Formel-1-Revolution Grünes Licht für radikale Regeländerungen


Die Formel-1-Teams haben der revolutionären Regelreform von FIA-Chef Mosley im Grundsatz zugestimmt. Einheitsreifen, ein neues Motorenreglement und das Verbot aller elektronischen Fahrhilfen sollen die Rennen kostengünstiger und attraktiver machen.

Die Formel-1-Teams haben den Reformverschlägen von FIA-Chef Max Mosley im Grundsatz zugestimmt. Radikale Regeländerungen sollen die Kosten drastisch reduzieren und die Attraktivität des Rennsports erhöhen.
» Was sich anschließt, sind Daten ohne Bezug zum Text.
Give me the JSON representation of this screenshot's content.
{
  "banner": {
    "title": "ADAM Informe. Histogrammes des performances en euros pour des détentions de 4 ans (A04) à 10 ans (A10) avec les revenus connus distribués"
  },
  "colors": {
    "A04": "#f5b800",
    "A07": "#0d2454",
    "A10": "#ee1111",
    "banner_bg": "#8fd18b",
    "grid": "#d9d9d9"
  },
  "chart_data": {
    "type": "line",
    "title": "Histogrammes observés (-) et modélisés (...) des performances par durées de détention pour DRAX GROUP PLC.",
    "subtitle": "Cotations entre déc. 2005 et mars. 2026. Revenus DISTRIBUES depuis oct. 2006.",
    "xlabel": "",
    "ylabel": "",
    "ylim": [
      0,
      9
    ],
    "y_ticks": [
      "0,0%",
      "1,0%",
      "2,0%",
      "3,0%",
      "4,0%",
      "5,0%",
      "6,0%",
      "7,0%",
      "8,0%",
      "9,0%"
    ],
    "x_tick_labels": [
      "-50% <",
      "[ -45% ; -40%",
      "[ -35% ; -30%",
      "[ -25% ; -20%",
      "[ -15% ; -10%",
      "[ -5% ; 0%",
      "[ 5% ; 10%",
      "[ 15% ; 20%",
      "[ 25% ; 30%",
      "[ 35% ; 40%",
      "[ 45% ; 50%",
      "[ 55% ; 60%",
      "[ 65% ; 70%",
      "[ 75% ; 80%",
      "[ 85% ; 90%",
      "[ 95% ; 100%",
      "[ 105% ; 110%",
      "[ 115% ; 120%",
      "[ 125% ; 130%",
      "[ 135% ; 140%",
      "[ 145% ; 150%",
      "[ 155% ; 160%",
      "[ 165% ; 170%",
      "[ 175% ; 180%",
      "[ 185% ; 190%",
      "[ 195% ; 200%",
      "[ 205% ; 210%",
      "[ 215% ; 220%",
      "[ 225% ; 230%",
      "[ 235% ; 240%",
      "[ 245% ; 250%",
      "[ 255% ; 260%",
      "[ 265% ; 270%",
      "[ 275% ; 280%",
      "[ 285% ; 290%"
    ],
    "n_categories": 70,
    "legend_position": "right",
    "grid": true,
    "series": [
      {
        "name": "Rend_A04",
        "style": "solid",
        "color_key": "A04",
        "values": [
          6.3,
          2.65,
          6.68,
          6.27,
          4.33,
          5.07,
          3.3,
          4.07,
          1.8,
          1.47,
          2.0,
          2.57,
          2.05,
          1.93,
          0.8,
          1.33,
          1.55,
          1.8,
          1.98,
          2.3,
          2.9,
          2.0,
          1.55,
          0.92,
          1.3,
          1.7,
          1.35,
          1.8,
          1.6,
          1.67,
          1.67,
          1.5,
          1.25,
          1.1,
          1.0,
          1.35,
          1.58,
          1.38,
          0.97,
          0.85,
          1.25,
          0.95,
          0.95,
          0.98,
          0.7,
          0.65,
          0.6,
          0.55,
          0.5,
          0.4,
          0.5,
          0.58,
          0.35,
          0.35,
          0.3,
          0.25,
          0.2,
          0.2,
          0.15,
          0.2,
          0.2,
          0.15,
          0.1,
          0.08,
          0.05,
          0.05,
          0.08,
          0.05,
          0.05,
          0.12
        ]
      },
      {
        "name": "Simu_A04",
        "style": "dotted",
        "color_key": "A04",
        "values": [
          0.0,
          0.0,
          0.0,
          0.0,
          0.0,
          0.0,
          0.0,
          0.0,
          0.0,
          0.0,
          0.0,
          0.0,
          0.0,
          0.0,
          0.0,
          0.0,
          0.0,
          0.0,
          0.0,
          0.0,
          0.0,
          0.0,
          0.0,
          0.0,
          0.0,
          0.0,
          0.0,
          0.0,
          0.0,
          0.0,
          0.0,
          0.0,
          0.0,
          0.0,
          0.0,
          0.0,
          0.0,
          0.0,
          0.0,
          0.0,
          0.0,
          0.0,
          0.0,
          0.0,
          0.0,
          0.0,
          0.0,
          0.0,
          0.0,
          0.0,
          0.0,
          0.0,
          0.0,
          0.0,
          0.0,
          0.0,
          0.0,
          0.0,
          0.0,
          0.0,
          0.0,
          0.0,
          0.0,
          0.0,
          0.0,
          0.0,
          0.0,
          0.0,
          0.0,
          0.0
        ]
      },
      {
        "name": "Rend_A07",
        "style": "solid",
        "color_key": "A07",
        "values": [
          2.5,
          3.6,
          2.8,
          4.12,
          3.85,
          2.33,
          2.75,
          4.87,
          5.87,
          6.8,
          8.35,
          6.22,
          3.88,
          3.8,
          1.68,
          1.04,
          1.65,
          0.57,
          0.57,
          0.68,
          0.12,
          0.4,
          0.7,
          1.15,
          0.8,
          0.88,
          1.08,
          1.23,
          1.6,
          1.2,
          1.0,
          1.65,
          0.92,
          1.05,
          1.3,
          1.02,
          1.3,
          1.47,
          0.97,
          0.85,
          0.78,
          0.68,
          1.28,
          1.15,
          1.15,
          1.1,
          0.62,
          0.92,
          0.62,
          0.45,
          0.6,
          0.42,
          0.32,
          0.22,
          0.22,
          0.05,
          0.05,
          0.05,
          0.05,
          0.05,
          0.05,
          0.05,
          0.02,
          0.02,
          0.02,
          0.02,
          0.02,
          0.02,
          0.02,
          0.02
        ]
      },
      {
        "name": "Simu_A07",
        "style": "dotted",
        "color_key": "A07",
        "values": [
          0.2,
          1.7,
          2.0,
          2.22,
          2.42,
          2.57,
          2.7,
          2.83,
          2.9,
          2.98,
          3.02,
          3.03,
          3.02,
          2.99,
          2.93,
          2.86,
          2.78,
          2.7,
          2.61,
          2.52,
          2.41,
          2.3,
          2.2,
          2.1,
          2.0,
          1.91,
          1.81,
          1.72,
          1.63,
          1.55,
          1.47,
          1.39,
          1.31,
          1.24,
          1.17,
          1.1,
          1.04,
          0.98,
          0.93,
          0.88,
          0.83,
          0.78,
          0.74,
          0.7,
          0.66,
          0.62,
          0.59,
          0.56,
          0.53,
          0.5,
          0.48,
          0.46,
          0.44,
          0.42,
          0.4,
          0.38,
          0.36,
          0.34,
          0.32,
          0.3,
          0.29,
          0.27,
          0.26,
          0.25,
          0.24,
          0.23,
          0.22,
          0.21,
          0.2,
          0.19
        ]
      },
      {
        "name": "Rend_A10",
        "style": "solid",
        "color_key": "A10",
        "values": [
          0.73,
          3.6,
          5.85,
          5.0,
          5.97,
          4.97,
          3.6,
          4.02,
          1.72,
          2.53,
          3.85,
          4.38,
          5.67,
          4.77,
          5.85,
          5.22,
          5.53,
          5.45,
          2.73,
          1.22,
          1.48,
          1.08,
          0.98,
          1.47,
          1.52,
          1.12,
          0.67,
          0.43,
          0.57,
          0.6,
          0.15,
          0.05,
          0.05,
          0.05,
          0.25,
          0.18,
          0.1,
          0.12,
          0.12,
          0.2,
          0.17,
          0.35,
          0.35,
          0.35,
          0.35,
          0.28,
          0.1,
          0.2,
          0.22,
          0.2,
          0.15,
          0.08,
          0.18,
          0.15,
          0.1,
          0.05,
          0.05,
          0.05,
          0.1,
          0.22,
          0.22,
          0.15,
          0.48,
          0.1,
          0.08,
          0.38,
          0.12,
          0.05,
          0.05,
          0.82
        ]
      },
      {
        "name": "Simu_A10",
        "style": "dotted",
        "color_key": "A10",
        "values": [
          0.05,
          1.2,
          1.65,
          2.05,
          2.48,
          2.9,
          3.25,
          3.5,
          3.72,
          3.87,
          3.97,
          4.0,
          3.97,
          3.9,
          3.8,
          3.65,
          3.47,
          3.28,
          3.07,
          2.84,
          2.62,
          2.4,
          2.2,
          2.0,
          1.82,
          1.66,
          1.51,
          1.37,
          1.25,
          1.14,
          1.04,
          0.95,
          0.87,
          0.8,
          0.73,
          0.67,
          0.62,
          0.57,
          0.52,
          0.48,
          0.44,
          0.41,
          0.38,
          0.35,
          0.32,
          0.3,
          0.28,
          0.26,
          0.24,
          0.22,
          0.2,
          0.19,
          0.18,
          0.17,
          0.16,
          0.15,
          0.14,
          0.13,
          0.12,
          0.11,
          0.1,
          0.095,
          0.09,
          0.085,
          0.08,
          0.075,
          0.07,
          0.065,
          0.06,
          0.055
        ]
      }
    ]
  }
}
Nach der Zusammenkunft mit den Teamchefs der zehn Rennställe, Formel-1-Promoter Bernie Ecclestone und Vertretern einiger Motorenherstellern am Dienstag zeigte sich Mosley hochzufrieden. "Bis auf kleinere Details gab es eine klare Zustimmung für diese revolutionären Vorschläge. Ich hätte nicht mehr von diesem Treffen erwarten können", sagte er.
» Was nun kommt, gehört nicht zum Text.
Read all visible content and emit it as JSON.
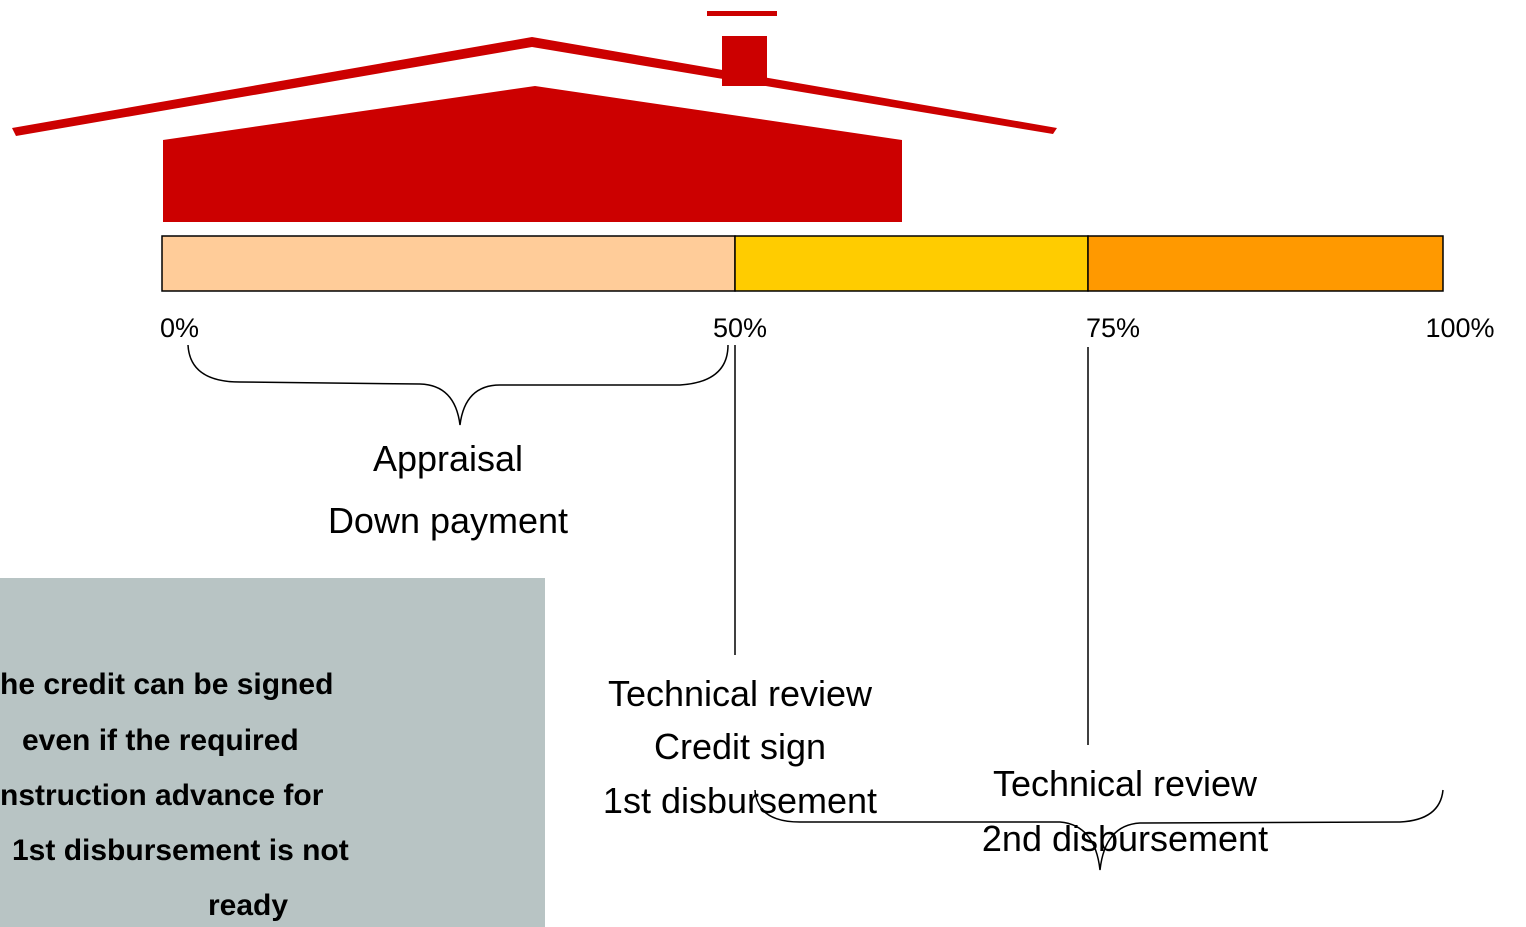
{
  "scale": {
    "labels": [
      "0%",
      "50%",
      "75%",
      "100%"
    ]
  },
  "stage_1": {
    "lines": [
      "Appraisal",
      "Down payment"
    ]
  },
  "stage_2": {
    "lines": [
      "Technical review",
      "Credit sign",
      "1st disbursement"
    ]
  },
  "stage_3": {
    "lines": [
      "Technical review",
      "2nd disbursement"
    ]
  },
  "note": {
    "lines": [
      "he credit can be signed",
      "even if the required",
      "nstruction advance for",
      "1st disbursement is not",
      "ready"
    ]
  }
}
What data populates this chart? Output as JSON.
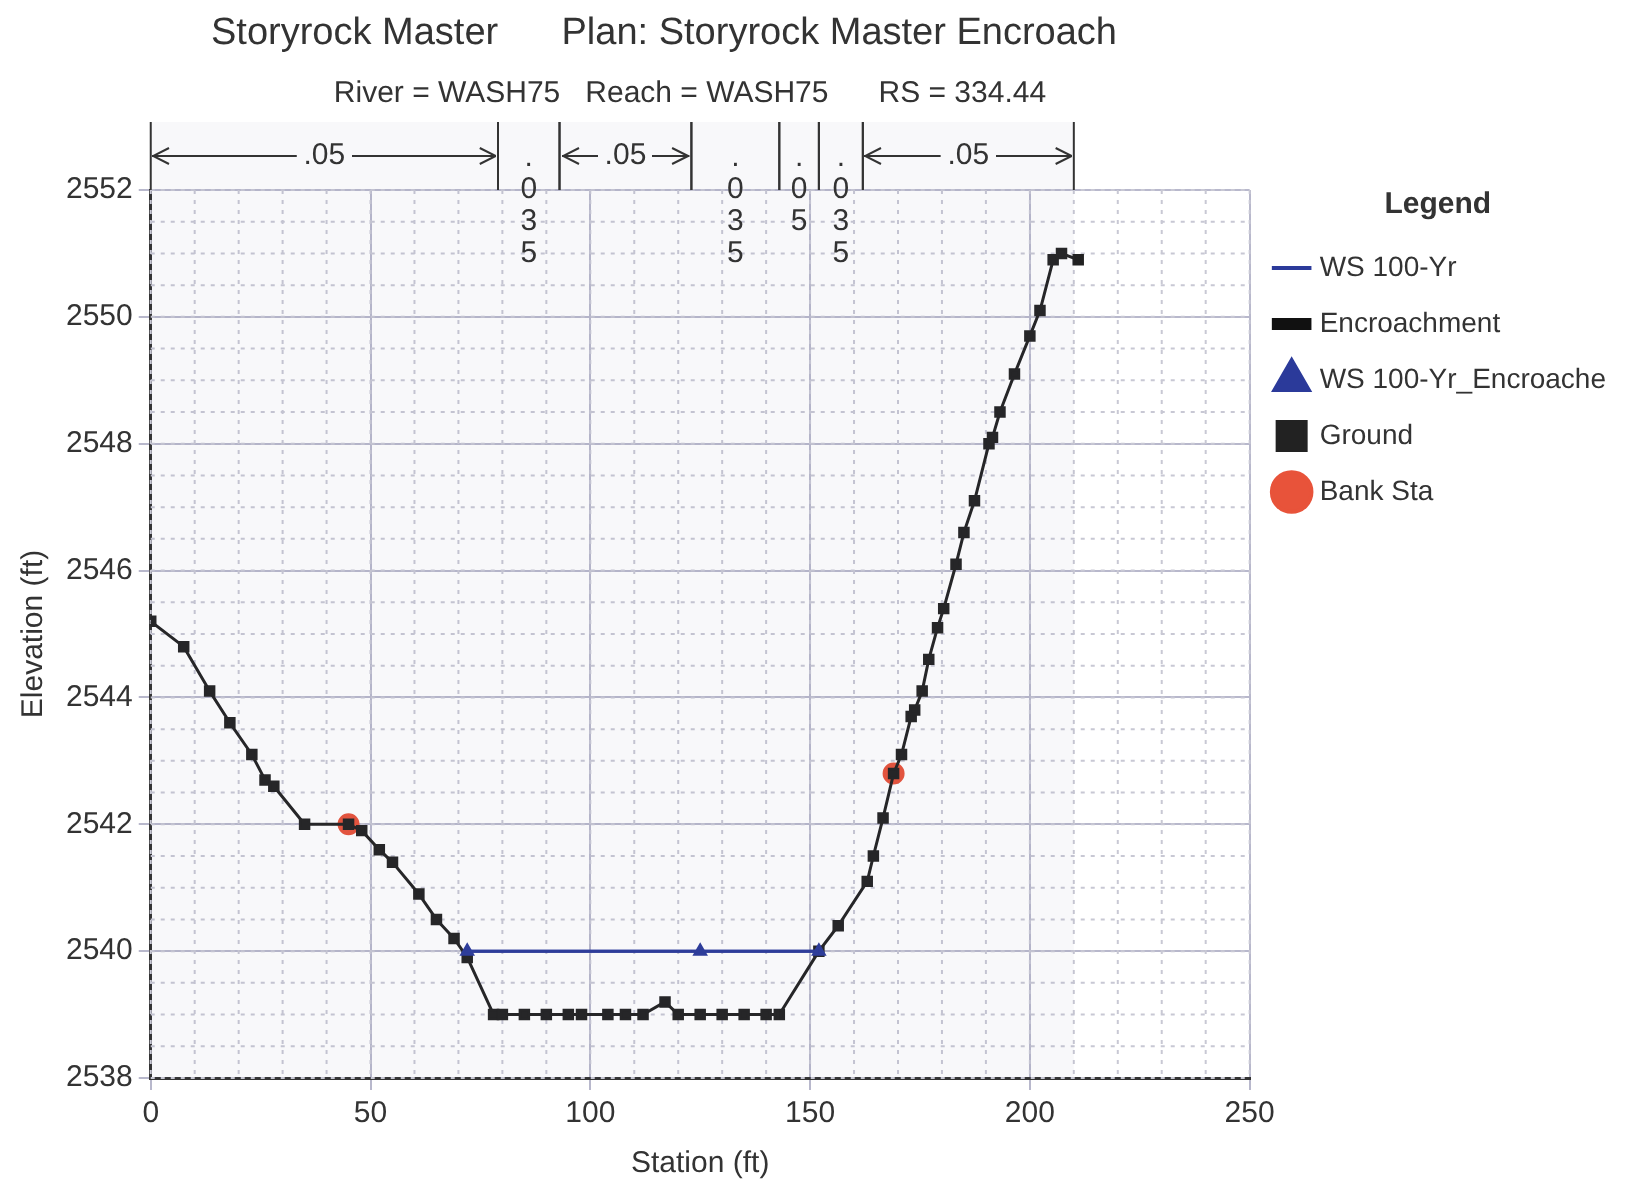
{
  "chart_data": {
    "type": "line",
    "title": "Storyrock Master      Plan: Storyrock Master Encroach",
    "subtitle": "River = WASH75   Reach = WASH75      RS = 334.44",
    "xlabel": "Station (ft)",
    "ylabel": "Elevation (ft)",
    "legend_title": "Legend",
    "legend": "right",
    "grid": true,
    "xlim": [
      0,
      250
    ],
    "xticks": [
      0,
      50,
      100,
      150,
      200,
      250
    ],
    "ylim": [
      2538,
      2552
    ],
    "yticks": [
      2538,
      2540,
      2542,
      2544,
      2546,
      2548,
      2550,
      2552
    ],
    "bands": [
      {
        "axis": "x",
        "from": 0,
        "to": 79,
        "label": ".05"
      },
      {
        "axis": "x",
        "from": 79,
        "to": 93,
        "label": ".035"
      },
      {
        "axis": "x",
        "from": 93,
        "to": 123,
        "label": ".05"
      },
      {
        "axis": "x",
        "from": 123,
        "to": 143,
        "label": ".035"
      },
      {
        "axis": "x",
        "from": 143,
        "to": 152,
        "label": ".05"
      },
      {
        "axis": "x",
        "from": 152,
        "to": 162,
        "label": ".035"
      },
      {
        "axis": "x",
        "from": 162,
        "to": 210,
        "label": ".05"
      }
    ],
    "series": [
      {
        "name": "WS 100-Yr_Encroache",
        "color": "#2b3a9a",
        "marker": "triangle",
        "line_style": "solid",
        "x": [
          72,
          125,
          152
        ],
        "values": [
          2540,
          2540,
          2540
        ]
      },
      {
        "name": "WS 100-Yr",
        "color": "#2b3a9a",
        "marker": "none",
        "line_style": "solid",
        "x": [
          72,
          152
        ],
        "values": [
          2540,
          2540
        ]
      },
      {
        "name": "Ground",
        "color": "#222222",
        "marker": "square",
        "line_style": "solid",
        "x": [
          0,
          7.5,
          13.4,
          18,
          23,
          26,
          28,
          35,
          45,
          48,
          52,
          55,
          61,
          65,
          69,
          72,
          78,
          80,
          85,
          90,
          95,
          98,
          104,
          108,
          112,
          117,
          120,
          125,
          130,
          135,
          140,
          143,
          152,
          156.4,
          163,
          164.4,
          166.6,
          169,
          170.8,
          173,
          173.8,
          175.5,
          177,
          179,
          180.4,
          183.2,
          185,
          187.4,
          190.7,
          191.5,
          193.2,
          196.5,
          200,
          202.3,
          205.3,
          207.2,
          211
        ],
        "values": [
          2545.2,
          2544.8,
          2544.1,
          2543.6,
          2543.1,
          2542.7,
          2542.6,
          2542,
          2542,
          2541.9,
          2541.6,
          2541.4,
          2540.9,
          2540.5,
          2540.2,
          2539.9,
          2539,
          2539,
          2539,
          2539,
          2539,
          2539,
          2539,
          2539,
          2539,
          2539.2,
          2539,
          2539,
          2539,
          2539,
          2539,
          2539,
          2540,
          2540.4,
          2541.1,
          2541.5,
          2542.1,
          2542.8,
          2543.1,
          2543.7,
          2543.8,
          2544.1,
          2544.6,
          2545.1,
          2545.4,
          2546.1,
          2546.6,
          2547.1,
          2548,
          2548.1,
          2548.5,
          2549.1,
          2549.7,
          2550.1,
          2550.9,
          2551,
          2550.9
        ]
      },
      {
        "name": "Bank Sta",
        "type": "scatter",
        "color": "#e8533a",
        "marker": "circle",
        "x": [
          45,
          169
        ],
        "values": [
          2542,
          2542.8
        ]
      },
      {
        "name": "Encroachment",
        "color": "#111111",
        "marker": "none",
        "line_style": "solid"
      }
    ]
  }
}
Das Ergebnis des Treffens in Monaco soll am 30. Juni vom Motorsport-Weltrat verabschiedet werden. Mosley ist überzeugt, "dass die Rennen wieder interessanter und enger" werden.Vor zwei Wochen hatte Mosley einen Maßnahmen-Katalog vorgestellt, der angeblich eine Kostenreduzierung von etwa 50 Prozent bringen soll.

Einheitsreifen und Verbot elektronischer Fahrhilfen

Zu den wesentlichen Änderungen gehört unter anderem, dass alle Teams von einem statt von zwei Reifenhersteller beliefert werden. Außerdem sollen bis 2008 alle elektronischen Fahrhilfen verboten werden. Mit den Motorenherstellern wird noch beraten, wann statt des derzeit üblichen Zehn-Zylinder-Motors mit 3 Liter Hubraum ein Acht- Zylinder-Aggregat mit 2,4 Liter Hubraum eingeführt wird. Die Änderungen des Reglements sollen möglichst bis 2006 umgesetzt werden. Schon bis Ende dieser Saison kann der seit Beginn des Jahres geltende Qualifikations-Modus wieder geändert werden.

Neues Team 2005?

Außerdem kündigte Mosley nach dem Zusammentreffen für die neue Saison 2005 ein neues Team an. " Wir brauchen frisches Blut", so der Brite. Derzeit bestreiten zehn Teams die Formel-1-WM, der letzte Neuzugang war 2002 Toyota.